Ser ou não ser feminista, eis a questão! (Parte 2)

Evelyn Orlando

Como falávamos na semana passada, do jogo de luzes e sombras produzidos no processos de afirmação das mulheres como sujeitos – pauta principal do movimento feminista em sua longa trajetória – identificamos três grupos que, como todo grupo, nada possuem de monolíticos, mas que ajudam a desenhar modos de intervenção política no que tange à temática do feminismo: as subversivas, que faziam questão de confrontar a ordem estabelecida abertamente e, portanto, se identificavam como feministas; as moderadas, que se identificavam com a agenda, mas não queriam ser vistas como subversivas, fosse porque não se identificavam com esse estilo ou porque entendiam que isso lhes custava algumas alianças importantes com instituições como a Igreja, por exemplo; e as conservadoras que, em nome de uma suposta tradição, rechaçavam qualquer coisa que a ameaçasse. Como disse anteriormente, desses três grupos, gostaria de refletir um pouco sobre os dois últimos e seus efeitos. 

Dominando muito bem a arte da política, as mulheres que estou considerando como “moderadas” podem ser lidas como defensoras de um feminismo bem comportado, e implementaram suas agendas.

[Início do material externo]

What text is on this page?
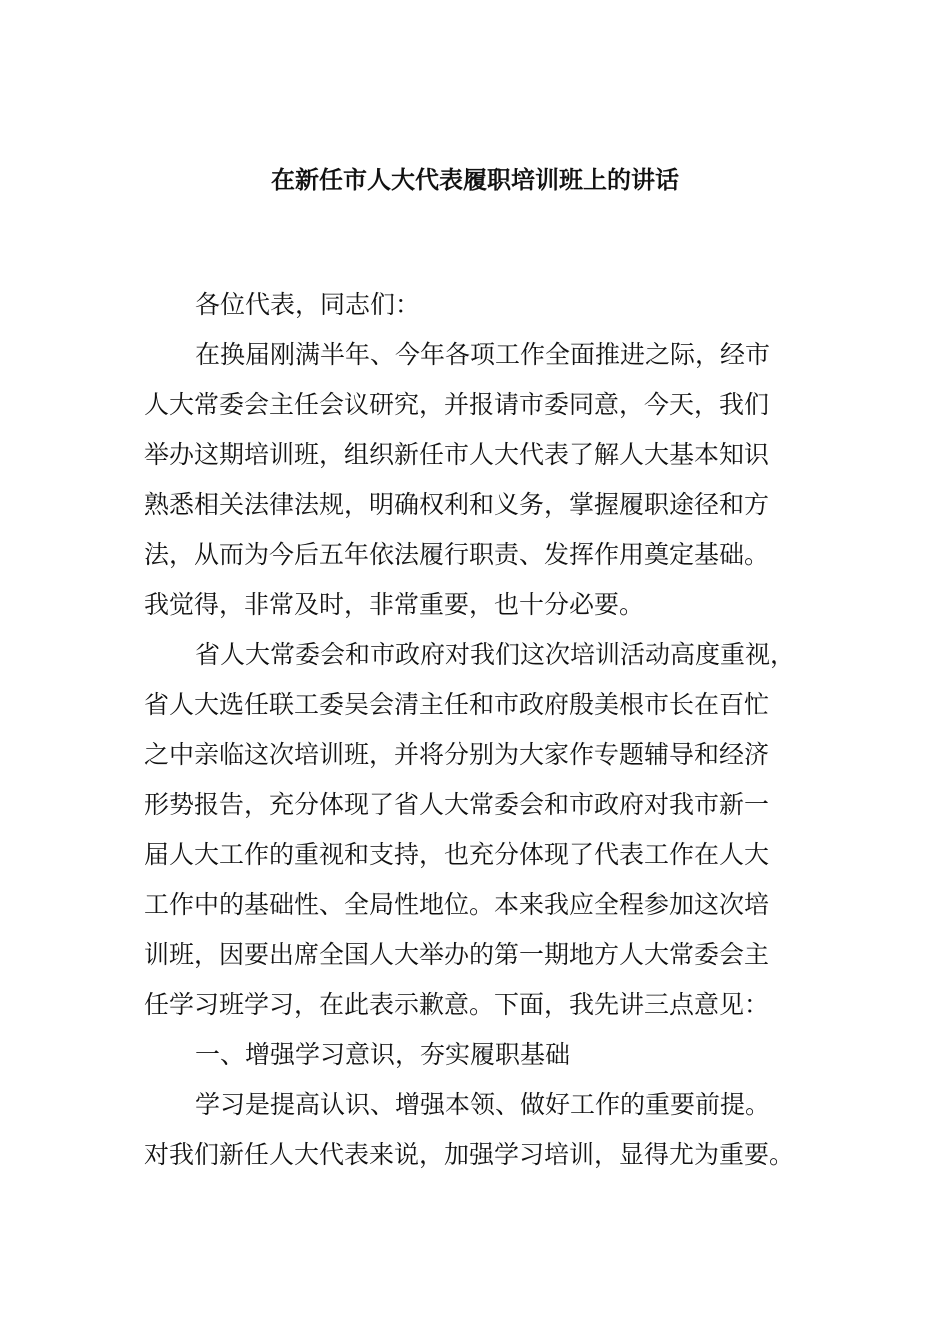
在新任市人大代表履职培训班上的讲话
各位代表，同志们：
在换届刚满半年、今年各项工作全面推进之际，经市
人大常委会主任会议研究，并报请市委同意，今天，我们
举办这期培训班，组织新任市人大代表了解人大基本知识
熟悉相关法律法规，明确权利和义务，掌握履职途径和方
法，从而为今后五年依法履行职责、发挥作用奠定基础。
我觉得，非常及时，非常重要，也十分必要。
省人大常委会和市政府对我们这次培训活动高度重视，
省人大选任联工委吴会清主任和市政府殷美根市长在百忙
之中亲临这次培训班，并将分别为大家作专题辅导和经济
形势报告，充分体现了省人大常委会和市政府对我市新一
届人大工作的重视和支持，也充分体现了代表工作在人大
工作中的基础性、全局性地位。本来我应全程参加这次培
训班，因要出席全国人大举办的第一期地方人大常委会主
任学习班学习，在此表示歉意。下面，我先讲三点意见：
一、增强学习意识，夯实履职基础
学习是提高认识、增强本领、做好工作的重要前提。
对我们新任人大代表来说，加强学习培训，显得尤为重要。
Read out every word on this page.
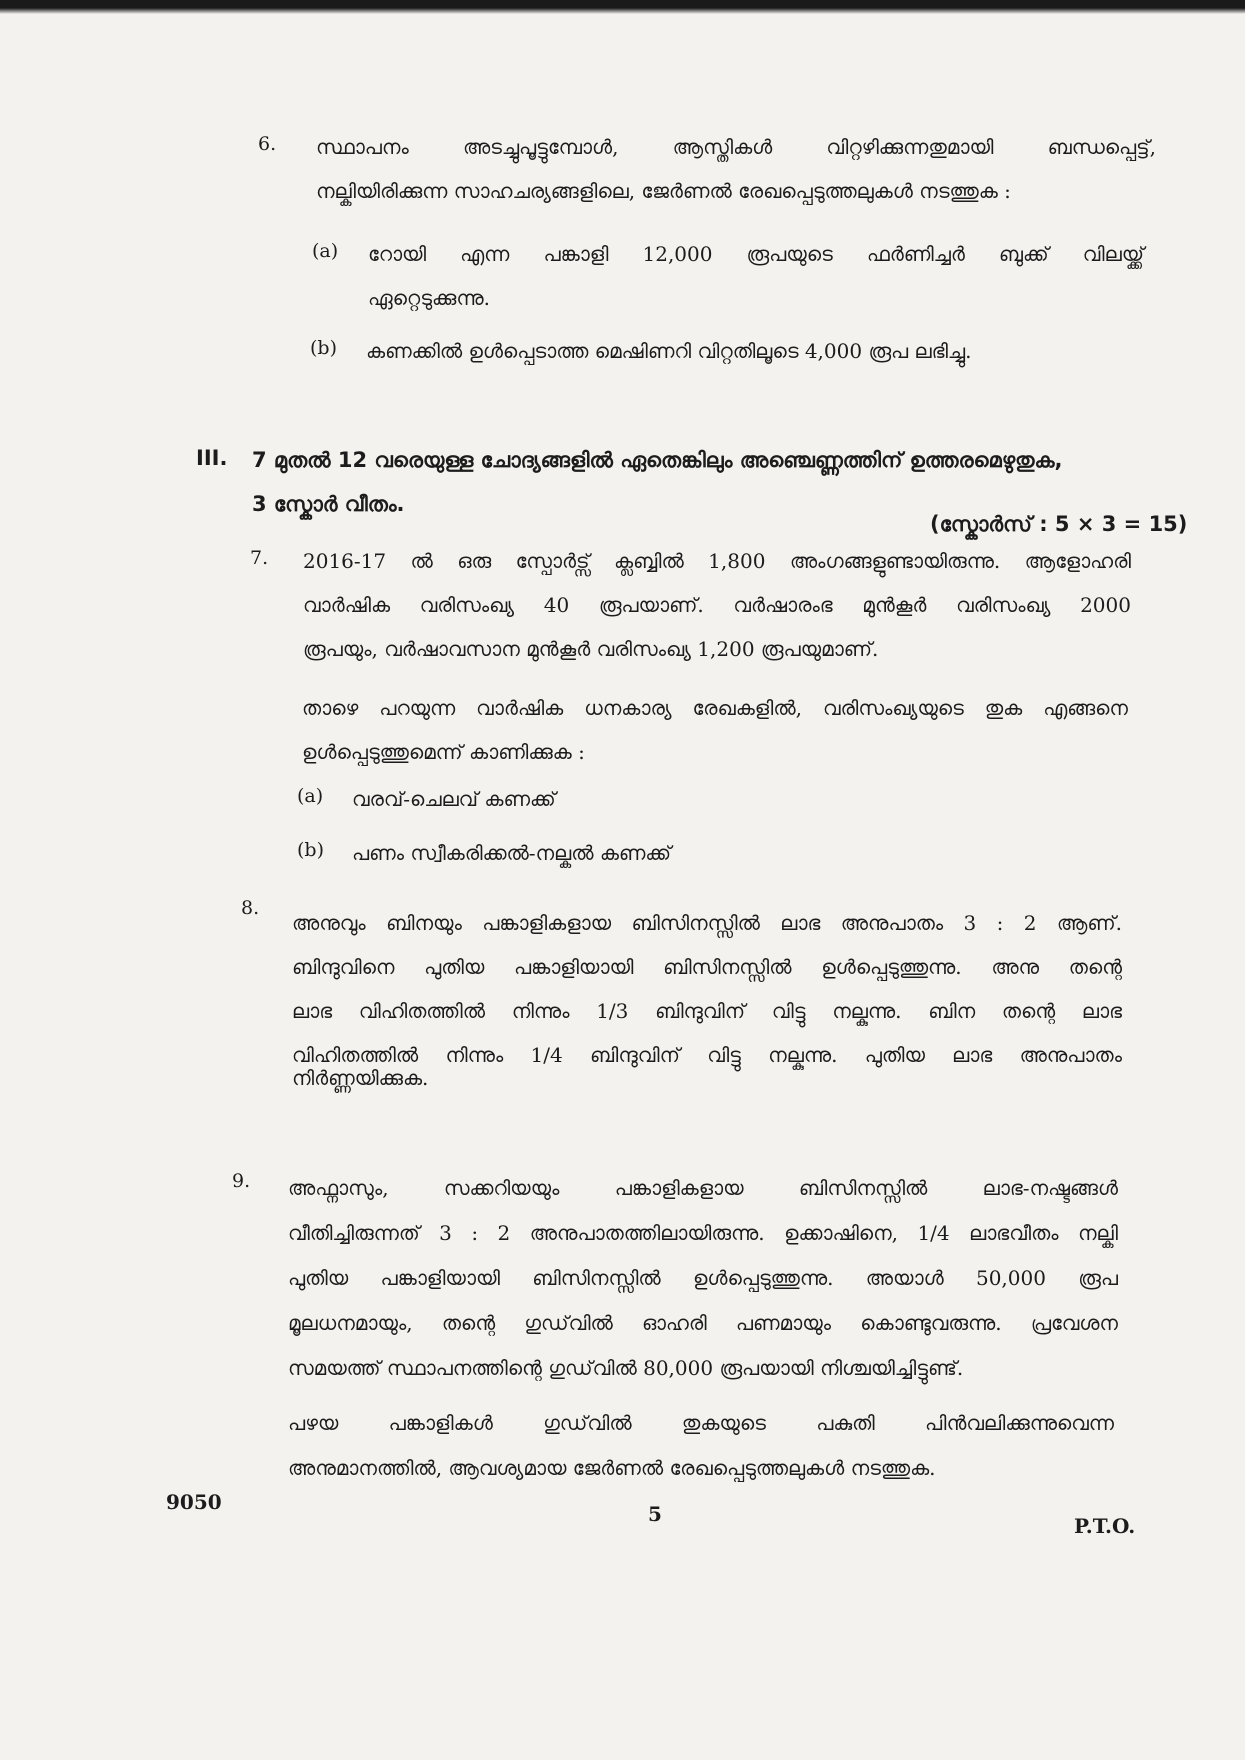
6. സ്ഥാപനം അടച്ചുപൂട്ടുമ്പോൾ, ആസ്തികൾ വിറ്റഴിക്കുന്നതുമായി ബന്ധപ്പെട്ട്,
നല്കിയിരിക്കുന്ന സാഹചര്യങ്ങളിലെ, ജേർണൽ രേഖപ്പെടുത്തലുകൾ നടത്തുക :
(a) റോയി എന്ന പങ്കാളി 12,000 രൂപയുടെ ഫർണിച്ചർ ബുക്ക് വിലയ്ക്ക്
ഏറ്റെടുക്കുന്നു.
(b) കണക്കിൽ ഉൾപ്പെടാത്ത മെഷിണറി വിറ്റതിലൂടെ 4,000 രൂപ ലഭിച്ചു.
III. 7 മുതൽ 12 വരെയുള്ള ചോദ്യങ്ങളിൽ ഏതെങ്കിലും അഞ്ചെണ്ണത്തിന് ഉത്തരമെഴുതുക,
3 സ്കോർ വീതം.
(സ്കോർസ് : 5 × 3 = 15)
7. 2016-17 ൽ ഒരു സ്പോർട്സ് ക്ലബ്ബിൽ 1,800 അംഗങ്ങളുണ്ടായിരുന്നു. ആളോഹരി
വാർഷിക വരിസംഖ്യ 40 രൂപയാണ്. വർഷാരംഭ മുൻകൂർ വരിസംഖ്യ 2000
രൂപയും, വർഷാവസാന മുൻകൂർ വരിസംഖ്യ 1,200 രൂപയുമാണ്.
താഴെ പറയുന്ന വാർഷിക ധനകാര്യ രേഖകളിൽ, വരിസംഖ്യയുടെ തുക എങ്ങനെ
ഉൾപ്പെടുത്തുമെന്ന് കാണിക്കുക :
(a) വരവ്-ചെലവ് കണക്ക്
(b) പണം സ്വീകരിക്കൽ-നല്കൽ കണക്ക്
8.
അനുവും ബിനയും പങ്കാളികളായ ബിസിനസ്സിൽ ലാഭ അനുപാതം 3 : 2 ആണ്.
ബിന്ദുവിനെ പുതിയ പങ്കാളിയായി ബിസിനസ്സിൽ ഉൾപ്പെടുത്തുന്നു. അനു തന്റെ
ലാഭ വിഹിതത്തിൽ നിന്നും 1/3 ബിന്ദുവിന് വിട്ടു നല്കുന്നു. ബിന തന്റെ ലാഭ
വിഹിതത്തിൽ നിന്നും 1/4 ബിന്ദുവിന് വിട്ടു നല്കുന്നു. പുതിയ ലാഭ അനുപാതം
നിർണ്ണയിക്കുക.
9. അഫ്നാസും, സക്കറിയയും പങ്കാളികളായ ബിസിനസ്സിൽ ലാഭ-നഷ്ടങ്ങൾ
വീതിച്ചിരുന്നത് 3 : 2 അനുപാതത്തിലായിരുന്നു. ഉക്കാഷിനെ, 1/4 ലാഭവീതം നല്കി
പുതിയ പങ്കാളിയായി ബിസിനസ്സിൽ ഉൾപ്പെടുത്തുന്നു. അയാൾ 50,000 രൂപ
മൂലധനമായും, തന്റെ ഗുഡ്‌വിൽ ഓഹരി പണമായും കൊണ്ടുവരുന്നു. പ്രവേശന
സമയത്ത് സ്ഥാപനത്തിന്റെ ഗുഡ്‌വിൽ 80,000 രൂപയായി നിശ്ചയിച്ചിട്ടുണ്ട്.
പഴയ പങ്കാളികൾ ഗുഡ്‌വിൽ തുകയുടെ പകുതി പിൻവലിക്കുന്നുവെന്ന
അനുമാനത്തിൽ, ആവശ്യമായ ജേർണൽ രേഖപ്പെടുത്തലുകൾ നടത്തുക.
9050	5	P.T.O.
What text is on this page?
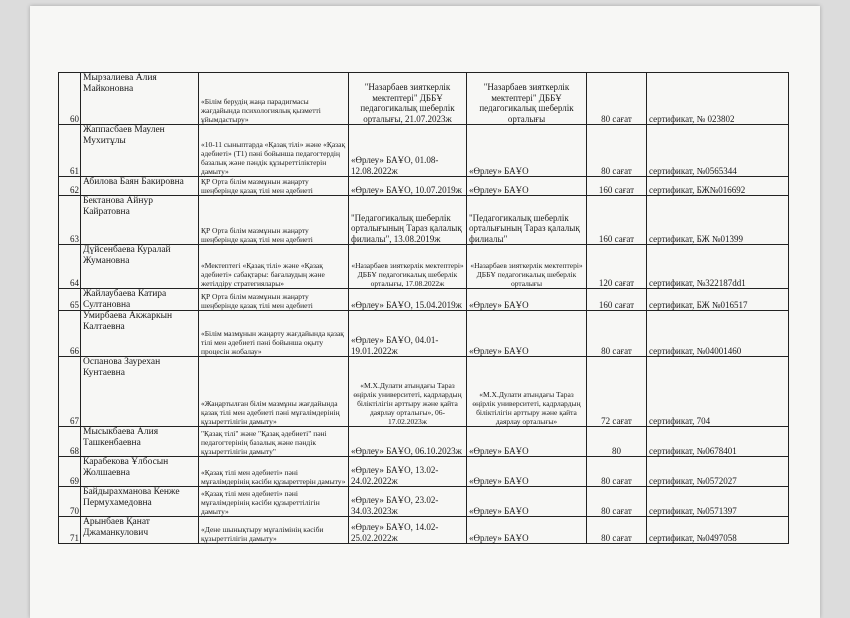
60	Мырзалиева Алия Майконовна	«Білім берудің жаңа парадигмасы жағдайында психологиялық қызметті ұйымдастыру»	"Назарбаев зияткерлік мектептері" ДББҰ педагогикалық шеберлік орталығы, 21.07.2023ж	"Назарбаев зияткерлік мектептері" ДББҰ педагогикалық шеберлік орталығы	80 сағат	сертификат, № 023802
61	Жаппасбаев Маулен Мухитұлы	«10-11 сыныптарда «Қазақ тілі» және «Қазақ әдебиеті» (Т1) пәні бойынша педагогтердің базалық және пәндік құзыреттіліктерін дамыту»	«Өрлеу» БАҰО, 01.08-12.08.2022ж	«Өрлеу» БАҰО	80 сағат	сертификат, №0565344
62	Абилова Баян Бакировна	ҚР Орта білім мазмұнын жаңарту шеңберінде қазақ тілі мен әдебиеті	«Өрлеу» БАҰО, 10.07.2019ж	«Өрлеу» БАҰО	160 сағат	сертификат, БЖ№016692
63	Бектанова Айнур Кайратовна	ҚР Орта білім мазмұнын жаңарту шеңберінде қазақ тілі мен әдебиеті	"Педагогикалық шеберлік орталығының Тараз қалалық филиалы", 13.08.2019ж	"Педагогикалық шеберлік орталығының Тараз қалалық филиалы"	160 сағат	сертификат, БЖ №01399
64	Дүйсенбаева Куралай Жумановна	«Мектептегі «Қазақ тілі» және «Қазақ әдебиеті» сабақтары: бағалаудың және жетілдіру стратегиялары»	«Назарбаев зияткерлік мектептері» ДББҰ педагогикалық шеберлік орталығы, 17.08.2022ж	«Назарбаев зияткерлік мектептері» ДББҰ педагогикалық шеберлік орталығы	120 сағат	сертификат, №322187dd1
65	Жайлаубаева Катира Султановна	ҚР Орта білім мазмұнын жаңарту шеңберінде қазақ тілі мен әдебиеті	«Өрлеу» БАҰО, 15.04.2019ж	«Өрлеу» БАҰО	160 сағат	сертификат, БЖ №016517
66	Умирбаева Акжаркын Калтаевна	«Білім мазмұнын жаңарту жағдайында қазақ тілі мен әдебиеті пәні бойынша оқыту процесін жобалау»	«Өрлеу» БАҰО, 04.01-19.01.2022ж	«Өрлеу» БАҰО	80 сағат	сертификат, №04001460
67	Оспанова Заурехан Кунтаевна	«Жаңартылған білім мазмұны жағдайында қазақ тілі мен әдебиеті пәні мұғалімдерінің құзыреттілігін дамыту»	«М.Х.Дулати атындағы Тараз өңірлік университеті, кадрлардың біліктілігін арттыру және қайта даярлау орталығы», 06-17.02.2023ж	«М.Х.Дулати атындағы Тараз өңірлік университеті, кадрлардың біліктілігін арттыру және қайта даярлау орталығы»	72 сағат	сертификат, 704
68	Мысыкбаева Алия Ташкенбаевна	"Қазақ тілі" және "Қазақ әдебиеті" пәні педагогтерінің базалық және пәндік құзыреттілігін дамыту"	«Өрлеу» БАҰО, 06.10.2023ж	«Өрлеу» БАҰО	80	сертификат, №0678401
69	Карабекова Ұлбосын Жолшаевна	«Қазақ тілі мен әдебиеті» пәні мұғалімдерінің кәсіби құзыреттерін дамыту»	«Өрлеу» БАҰО, 13.02-24.02.2022ж	«Өрлеу» БАҰО	80 сағат	сертификат, №0572027
70	Байдырахманова Кенже Пермухамедовна	«Қазақ тілі мен әдебиеті» пәні мұғалімдерінің кәсіби құзыреттілігін дамыту»	«Өрлеу» БАҰО, 23.02-34.03.2023ж	«Өрлеу» БАҰО	80 сағат	сертификат, №0571397
71	Арынбаев Қанат Джаманкулович	«Дене шынықтыру мұғалімінің кәсіби құзыреттілігін дамыту»	«Өрлеу» БАҰО, 14.02-25.02.2022ж	«Өрлеу» БАҰО	80 сағат	сертификат, №0497058
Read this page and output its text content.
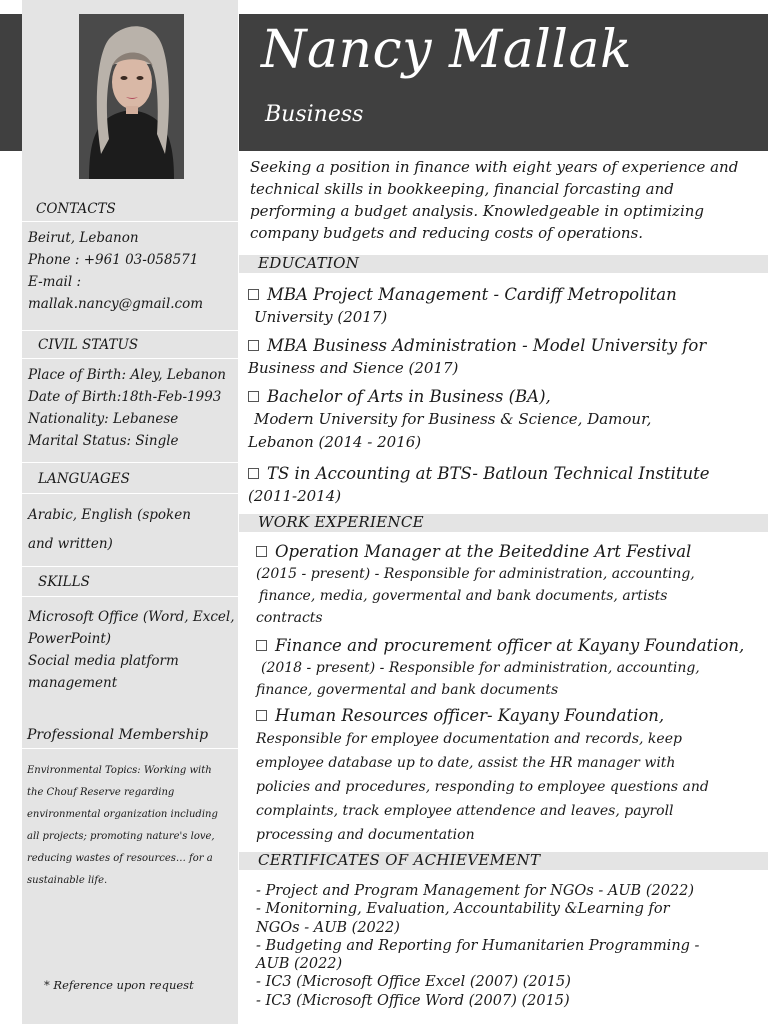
Nancy Mallak
Business
CONTACTS
Beirut, Lebanon
Phone : +961 03-058571
E-mail :
mallak.nancy@gmail.com
CIVIL STATUS
Place of Birth: Aley, Lebanon
Date of Birth:18th-Feb-1993
Nationality: Lebanese
Marital Status: Single
LANGUAGES
Arabic, English (spoken
and written)
SKILLS
Microsoft Office (Word, Excel,
PowerPoint)
Social media platform
management
Professional Membership
Environmental Topics: Working with
the Chouf Reserve regarding
environmental organization including
all projects; promoting nature's love,
reducing wastes of resources… for a
sustainable life.
* Reference upon request
Seeking a position in finance with eight years of experience and technical skills in bookkeeping, financial forcasting and performing a budget analysis. Knowledgeable in optimizing company budgets and reducing costs of operations.
EDUCATION
MBA Project Management - Cardiff Metropolitan
University (2017)
MBA Business Administration - Model University for
Business and Sience (2017)
Bachelor of Arts in Business (BA),
Modern University for Business & Science, Damour,
Lebanon (2014 - 2016)
TS in Accounting at BTS- Batloun Technical Institute
(2011-2014)
WORK EXPERIENCE
Operation Manager at the Beiteddine Art Festival
(2015 - present) - Responsible for administration, accounting,
finance, media, govermental and bank documents, artists
contracts
Finance and procurement officer at Kayany Foundation,
(2018 - present) - Responsible for administration, accounting,
finance, govermental and bank documents
Human Resources officer- Kayany Foundation,
Responsible for employee documentation and records, keep
employee database up to date, assist the HR manager with
policies and procedures, responding to employee questions and
complaints, track employee attendence and leaves, payroll
processing and documentation
CERTIFICATES OF ACHIEVEMENT
- Project and Program Management for NGOs - AUB (2022)
- Monitorning, Evaluation, Accountability &Learning for
NGOs - AUB (2022)
- Budgeting and Reporting for Humanitarien Programming -
AUB (2022)
- IC3 (Microsoft Office Excel (2007) (2015)
- IC3 (Microsoft Office Word (2007) (2015)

Chegaram aonde muitas outras não conseguiram chegar e, de lá, intervieram na sociedade. 

Um dos efeitos dessa forma de ser feminista foi a não identificação com o rótulo “feminista”. Muitas das mulheres que fundaram instituições importantes na sociedade brasileira, ocuparam cargos no poder público, tiveram uma vasta produção intelectual, se projetaram, tornaram-se referências em diferentes assuntos, tonaram-se sujeitos defendendo a agenda sem defender o movimento. 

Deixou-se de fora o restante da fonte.